Stephanie, also 16, underwent operations to her knees and leg and to remove metal from her right eye. "Emma Kate told me she felt guilty about what happened. I just told her not to be silly," she reflected.
"After the explosion, it was pitch dark. I remember trying to find Emma Kate and then collapsing. I know a few people who were injured. There is a cousin who was very badly hurt, she had just got married and she's only 24. It's terrible. I've been discharged from hospital and the injuries will heal. But I need to take tablets to sleep and I can't keep what happened out of my mind. We are starting group therapy very soon."
Michael Gallagher is the chairman of Omagh's bereaved families group: his son Adrian, 21, died in the blast. He said: "I lost not just a son but a friend; he had so much life in him, so much to look forward to. I also know that all the injured young people will be a reminder of what happened to this town. We shall have to help them make the adjustment but it will not be easy. A lot of them will simply want to hide away.

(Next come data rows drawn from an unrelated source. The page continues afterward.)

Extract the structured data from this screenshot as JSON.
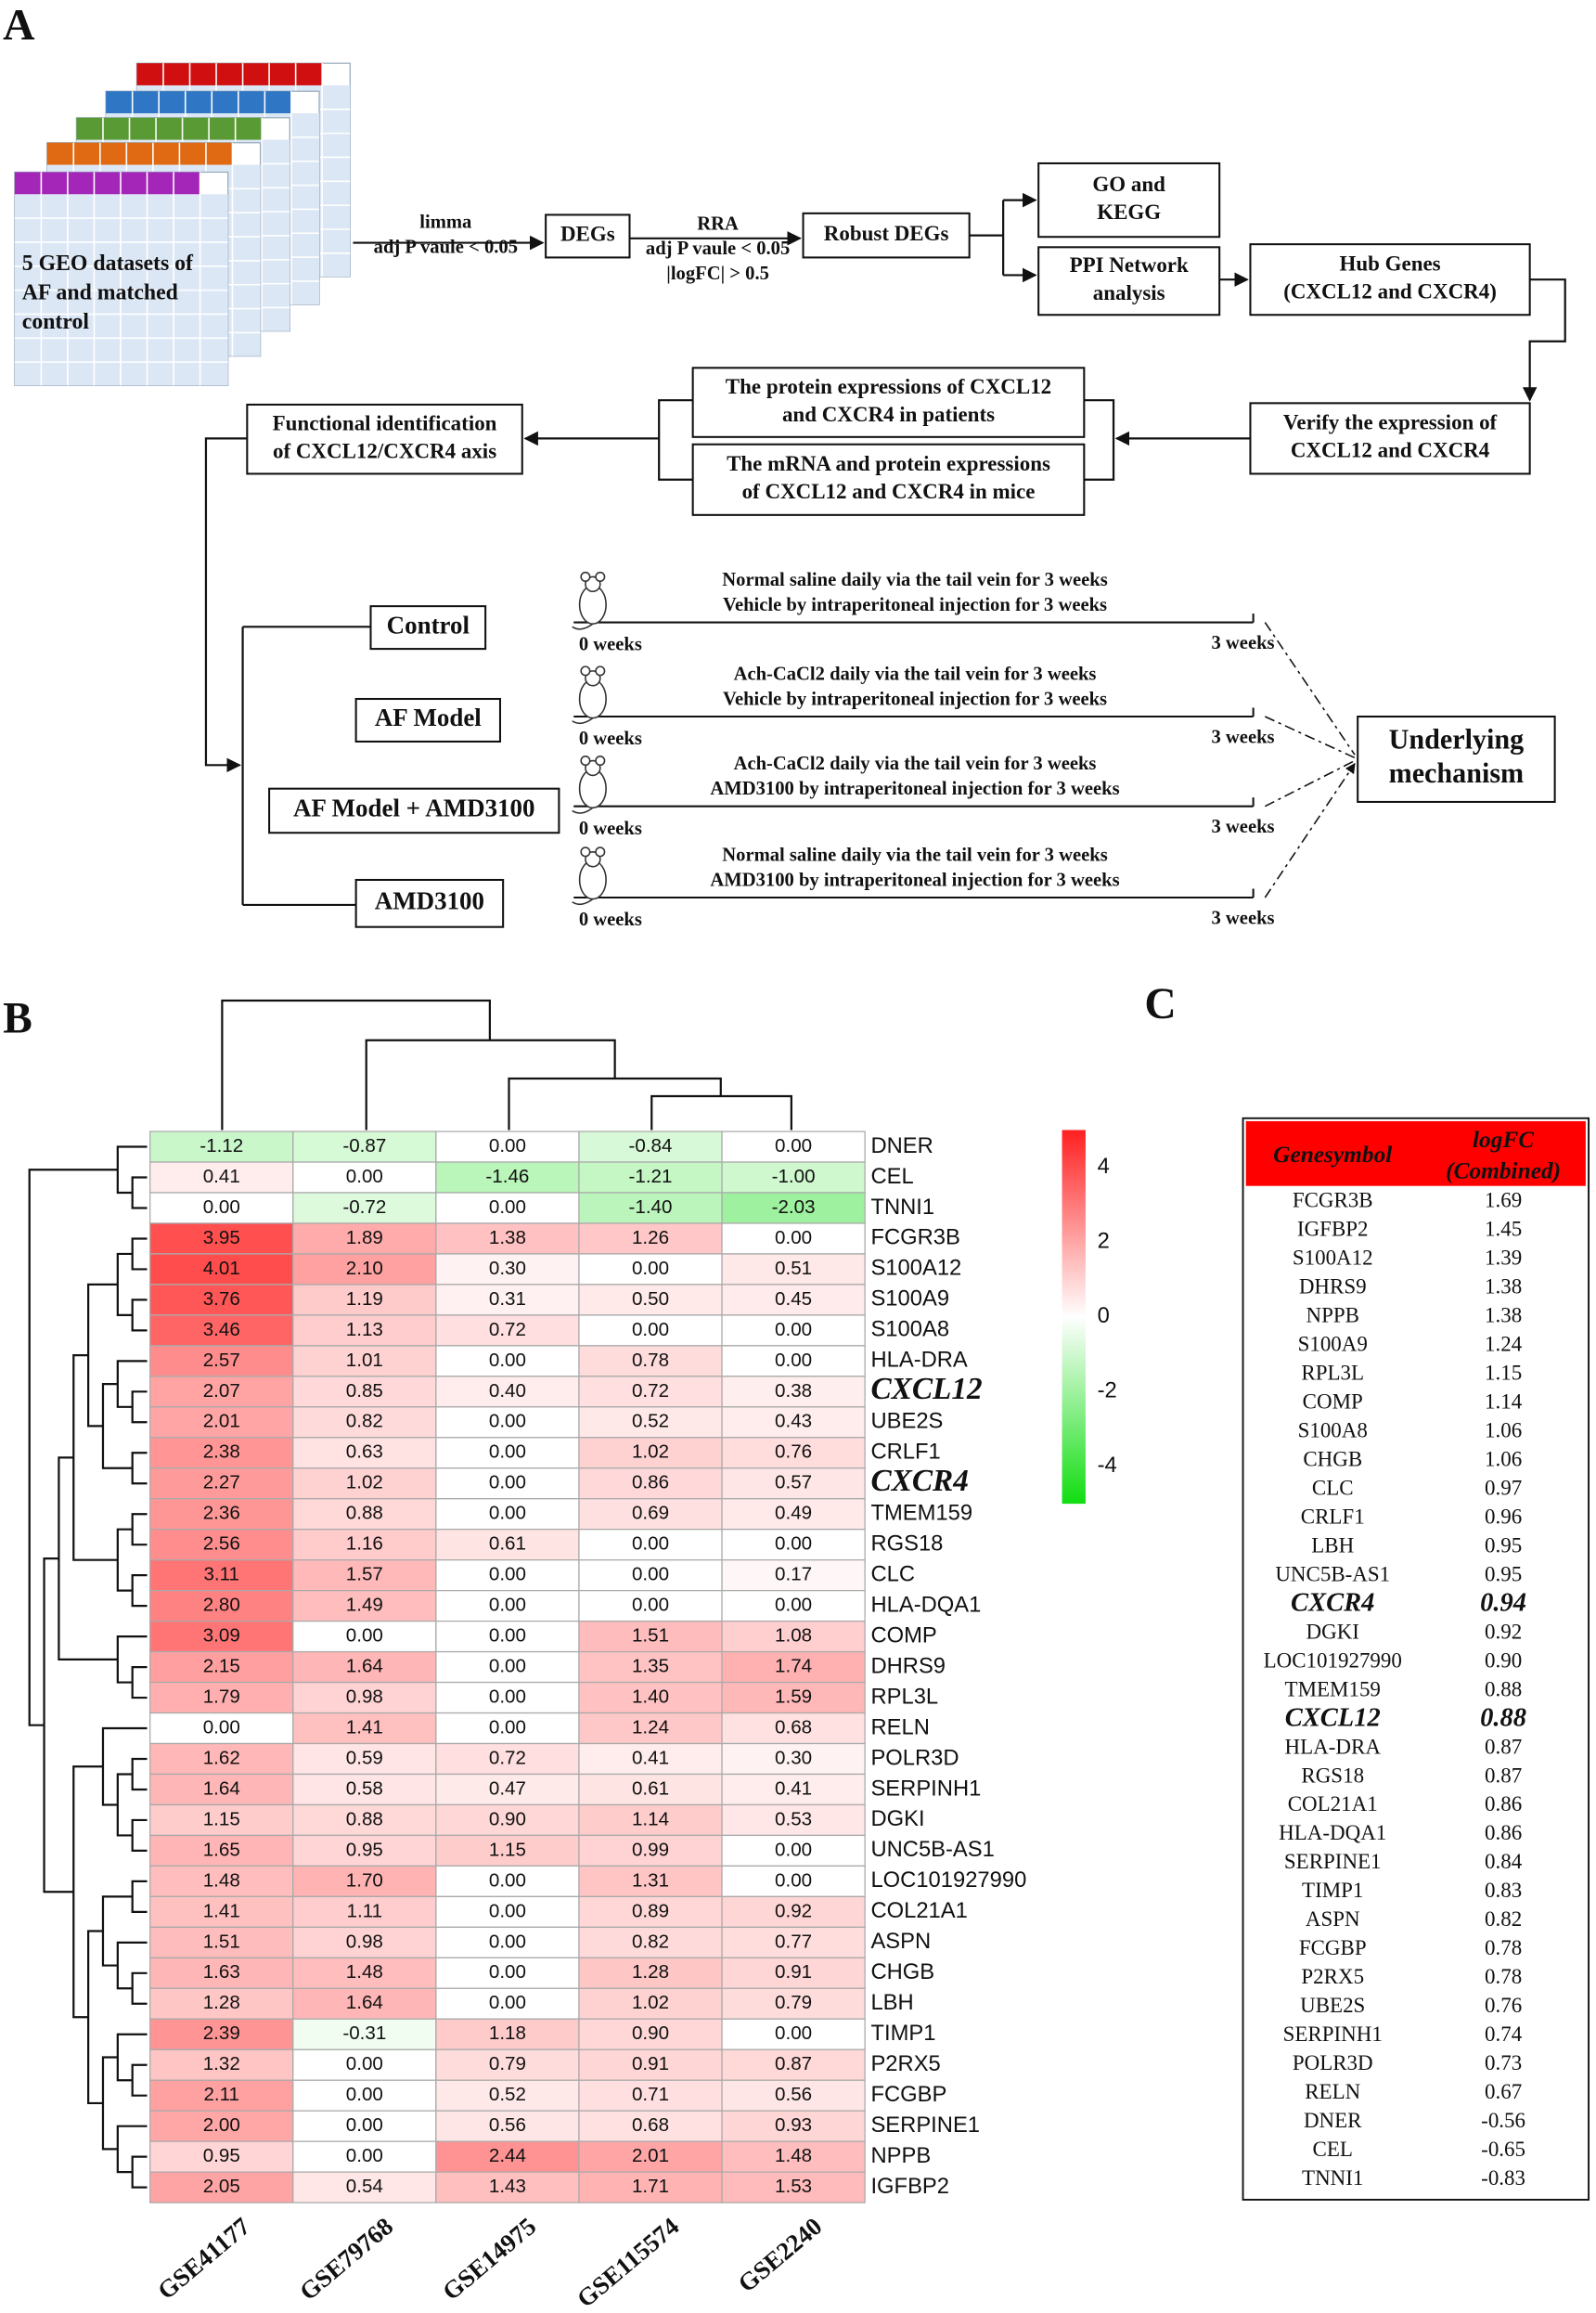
{
  "panel_labels": [
    "A",
    "B",
    "C"
  ],
  "flowchart": {
    "datasets_label": [
      "5 GEO datasets of",
      "AF and matched",
      "control"
    ],
    "edge_labels": [
      {
        "lines": [
          "limma",
          "adj P vaule < 0.05"
        ]
      },
      {
        "lines": [
          "RRA",
          "adj P vaule < 0.05",
          "|logFC| > 0.5"
        ]
      }
    ],
    "nodes": [
      {
        "lines": [
          "DEGs"
        ]
      },
      {
        "lines": [
          "Robust DEGs"
        ]
      },
      {
        "lines": [
          "GO and",
          "KEGG"
        ]
      },
      {
        "lines": [
          "PPI Network",
          "analysis"
        ]
      },
      {
        "lines": [
          "Hub Genes",
          "(CXCL12  and  CXCR4)"
        ]
      },
      {
        "lines": [
          "Verify  the expression of",
          "CXCL12  and  CXCR4"
        ]
      },
      {
        "lines": [
          "The protein expressions of CXCL12",
          "and  CXCR4  in patients"
        ]
      },
      {
        "lines": [
          "The  mRNA  and  protein  expressions",
          "of CXCL12  and  CXCR4  in mice"
        ]
      },
      {
        "lines": [
          "Functional identification",
          "of CXCL12/CXCR4  axis"
        ]
      },
      {
        "lines": [
          "Control"
        ]
      },
      {
        "lines": [
          "AF Model"
        ]
      },
      {
        "lines": [
          "AF Model + AMD3100"
        ]
      },
      {
        "lines": [
          "AMD3100"
        ]
      },
      {
        "lines": [
          "Underlying",
          "mechanism"
        ]
      }
    ],
    "timelines": [
      {
        "lines": [
          "Normal saline daily via the tail vein for 3 weeks",
          "Vehicle  by intraperitoneal injection for 3 weeks"
        ],
        "start": "0 weeks",
        "end": "3 weeks"
      },
      {
        "lines": [
          "Ach-CaCl2 daily via the tail vein for 3 weeks",
          "Vehicle  by intraperitoneal injection for 3 weeks"
        ],
        "start": "0 weeks",
        "end": "3 weeks"
      },
      {
        "lines": [
          "Ach-CaCl2 daily via the tail vein for 3 weeks",
          "AMD3100 by intraperitoneal injection for 3 weeks"
        ],
        "start": "0 weeks",
        "end": "3 weeks"
      },
      {
        "lines": [
          "Normal saline daily via the tail vein for 3 weeks",
          "AMD3100  by intraperitoneal injection for 3 weeks"
        ],
        "start": "0 weeks",
        "end": "3 weeks"
      }
    ]
  },
  "highlighted": [
    "CXCL12",
    "CXCR4"
  ],
  "heatmap": {
    "columns": [
      "GSE41177",
      "GSE79768",
      "GSE14975",
      "GSE115574",
      "GSE2240"
    ],
    "colors": {
      "high": "#ff2020",
      "mid": "#ffffff",
      "low": "#11dd11"
    },
    "clim": [
      -5,
      5
    ],
    "colorbar_ticks": [
      4,
      2,
      0,
      -2,
      -4
    ],
    "rows": [
      {
        "gene": "DNER",
        "values": [
          "-1.12",
          "-0.87",
          "0.00",
          "-0.84",
          "0.00"
        ]
      },
      {
        "gene": "CEL",
        "values": [
          "0.41",
          "0.00",
          "-1.46",
          "-1.21",
          "-1.00"
        ]
      },
      {
        "gene": "TNNI1",
        "values": [
          "0.00",
          "-0.72",
          "0.00",
          "-1.40",
          "-2.03"
        ]
      },
      {
        "gene": "FCGR3B",
        "values": [
          "3.95",
          "1.89",
          "1.38",
          "1.26",
          "0.00"
        ]
      },
      {
        "gene": "S100A12",
        "values": [
          "4.01",
          "2.10",
          "0.30",
          "0.00",
          "0.51"
        ]
      },
      {
        "gene": "S100A9",
        "values": [
          "3.76",
          "1.19",
          "0.31",
          "0.50",
          "0.45"
        ]
      },
      {
        "gene": "S100A8",
        "values": [
          "3.46",
          "1.13",
          "0.72",
          "0.00",
          "0.00"
        ]
      },
      {
        "gene": "HLA-DRA",
        "values": [
          "2.57",
          "1.01",
          "0.00",
          "0.78",
          "0.00"
        ]
      },
      {
        "gene": "CXCL12",
        "values": [
          "2.07",
          "0.85",
          "0.40",
          "0.72",
          "0.38"
        ]
      },
      {
        "gene": "UBE2S",
        "values": [
          "2.01",
          "0.82",
          "0.00",
          "0.52",
          "0.43"
        ]
      },
      {
        "gene": "CRLF1",
        "values": [
          "2.38",
          "0.63",
          "0.00",
          "1.02",
          "0.76"
        ]
      },
      {
        "gene": "CXCR4",
        "values": [
          "2.27",
          "1.02",
          "0.00",
          "0.86",
          "0.57"
        ]
      },
      {
        "gene": "TMEM159",
        "values": [
          "2.36",
          "0.88",
          "0.00",
          "0.69",
          "0.49"
        ]
      },
      {
        "gene": "RGS18",
        "values": [
          "2.56",
          "1.16",
          "0.61",
          "0.00",
          "0.00"
        ]
      },
      {
        "gene": "CLC",
        "values": [
          "3.11",
          "1.57",
          "0.00",
          "0.00",
          "0.17"
        ]
      },
      {
        "gene": "HLA-DQA1",
        "values": [
          "2.80",
          "1.49",
          "0.00",
          "0.00",
          "0.00"
        ]
      },
      {
        "gene": "COMP",
        "values": [
          "3.09",
          "0.00",
          "0.00",
          "1.51",
          "1.08"
        ]
      },
      {
        "gene": "DHRS9",
        "values": [
          "2.15",
          "1.64",
          "0.00",
          "1.35",
          "1.74"
        ]
      },
      {
        "gene": "RPL3L",
        "values": [
          "1.79",
          "0.98",
          "0.00",
          "1.40",
          "1.59"
        ]
      },
      {
        "gene": "RELN",
        "values": [
          "0.00",
          "1.41",
          "0.00",
          "1.24",
          "0.68"
        ]
      },
      {
        "gene": "POLR3D",
        "values": [
          "1.62",
          "0.59",
          "0.72",
          "0.41",
          "0.30"
        ]
      },
      {
        "gene": "SERPINH1",
        "values": [
          "1.64",
          "0.58",
          "0.47",
          "0.61",
          "0.41"
        ]
      },
      {
        "gene": "DGKI",
        "values": [
          "1.15",
          "0.88",
          "0.90",
          "1.14",
          "0.53"
        ]
      },
      {
        "gene": "UNC5B-AS1",
        "values": [
          "1.65",
          "0.95",
          "1.15",
          "0.99",
          "0.00"
        ]
      },
      {
        "gene": "LOC101927990",
        "values": [
          "1.48",
          "1.70",
          "0.00",
          "1.31",
          "0.00"
        ]
      },
      {
        "gene": "COL21A1",
        "values": [
          "1.41",
          "1.11",
          "0.00",
          "0.89",
          "0.92"
        ]
      },
      {
        "gene": "ASPN",
        "values": [
          "1.51",
          "0.98",
          "0.00",
          "0.82",
          "0.77"
        ]
      },
      {
        "gene": "CHGB",
        "values": [
          "1.63",
          "1.48",
          "0.00",
          "1.28",
          "0.91"
        ]
      },
      {
        "gene": "LBH",
        "values": [
          "1.28",
          "1.64",
          "0.00",
          "1.02",
          "0.79"
        ]
      },
      {
        "gene": "TIMP1",
        "values": [
          "2.39",
          "-0.31",
          "1.18",
          "0.90",
          "0.00"
        ]
      },
      {
        "gene": "P2RX5",
        "values": [
          "1.32",
          "0.00",
          "0.79",
          "0.91",
          "0.87"
        ]
      },
      {
        "gene": "FCGBP",
        "values": [
          "2.11",
          "0.00",
          "0.52",
          "0.71",
          "0.56"
        ]
      },
      {
        "gene": "SERPINE1",
        "values": [
          "2.00",
          "0.00",
          "0.56",
          "0.68",
          "0.93"
        ]
      },
      {
        "gene": "NPPB",
        "values": [
          "0.95",
          "0.00",
          "2.44",
          "2.01",
          "1.48"
        ]
      },
      {
        "gene": "IGFBP2",
        "values": [
          "2.05",
          "0.54",
          "1.43",
          "1.71",
          "1.53"
        ]
      }
    ]
  },
  "table": {
    "header": [
      "Genesymbol",
      [
        "logFC",
        "(Combined)"
      ]
    ],
    "rows": [
      [
        "FCGR3B",
        "1.69"
      ],
      [
        "IGFBP2",
        "1.45"
      ],
      [
        "S100A12",
        "1.39"
      ],
      [
        "DHRS9",
        "1.38"
      ],
      [
        "NPPB",
        "1.38"
      ],
      [
        "S100A9",
        "1.24"
      ],
      [
        "RPL3L",
        "1.15"
      ],
      [
        "COMP",
        "1.14"
      ],
      [
        "S100A8",
        "1.06"
      ],
      [
        "CHGB",
        "1.06"
      ],
      [
        "CLC",
        "0.97"
      ],
      [
        "CRLF1",
        "0.96"
      ],
      [
        "LBH",
        "0.95"
      ],
      [
        "UNC5B-AS1",
        "0.95"
      ],
      [
        "CXCR4",
        "0.94"
      ],
      [
        "DGKI",
        "0.92"
      ],
      [
        "LOC101927990",
        "0.90"
      ],
      [
        "TMEM159",
        "0.88"
      ],
      [
        "CXCL12",
        "0.88"
      ],
      [
        "HLA-DRA",
        "0.87"
      ],
      [
        "RGS18",
        "0.87"
      ],
      [
        "COL21A1",
        "0.86"
      ],
      [
        "HLA-DQA1",
        "0.86"
      ],
      [
        "SERPINE1",
        "0.84"
      ],
      [
        "TIMP1",
        "0.83"
      ],
      [
        "ASPN",
        "0.82"
      ],
      [
        "FCGBP",
        "0.78"
      ],
      [
        "P2RX5",
        "0.78"
      ],
      [
        "UBE2S",
        "0.76"
      ],
      [
        "SERPINH1",
        "0.74"
      ],
      [
        "POLR3D",
        "0.73"
      ],
      [
        "RELN",
        "0.67"
      ],
      [
        "DNER",
        "-0.56"
      ],
      [
        "CEL",
        "-0.65"
      ],
      [
        "TNNI1",
        "-0.83"
      ]
    ]
  }
}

"This is a town where we have never had problems between the religions. I am a Catholic and my fellow chairman in this group is Stanley McCombe, who is Protestant. He lost his wife, Ann. We lived next door to each other for seven years in the past and my son grew up with his boys. Isn't it strange that we should be reunited in this way?"
The crater left by the bomb has been filled in, and the adjoining walls are piled with flowers, cards and messages of hope. Someone has left a Bible open on Psalm 22, "My God, my God, why hast thou forsaken me?". A little girl in a bright red dress comes to place a bunch of wild flowers. "It's for her cousin," says her mother. "She was very fond of him. She can't understand why he has gone."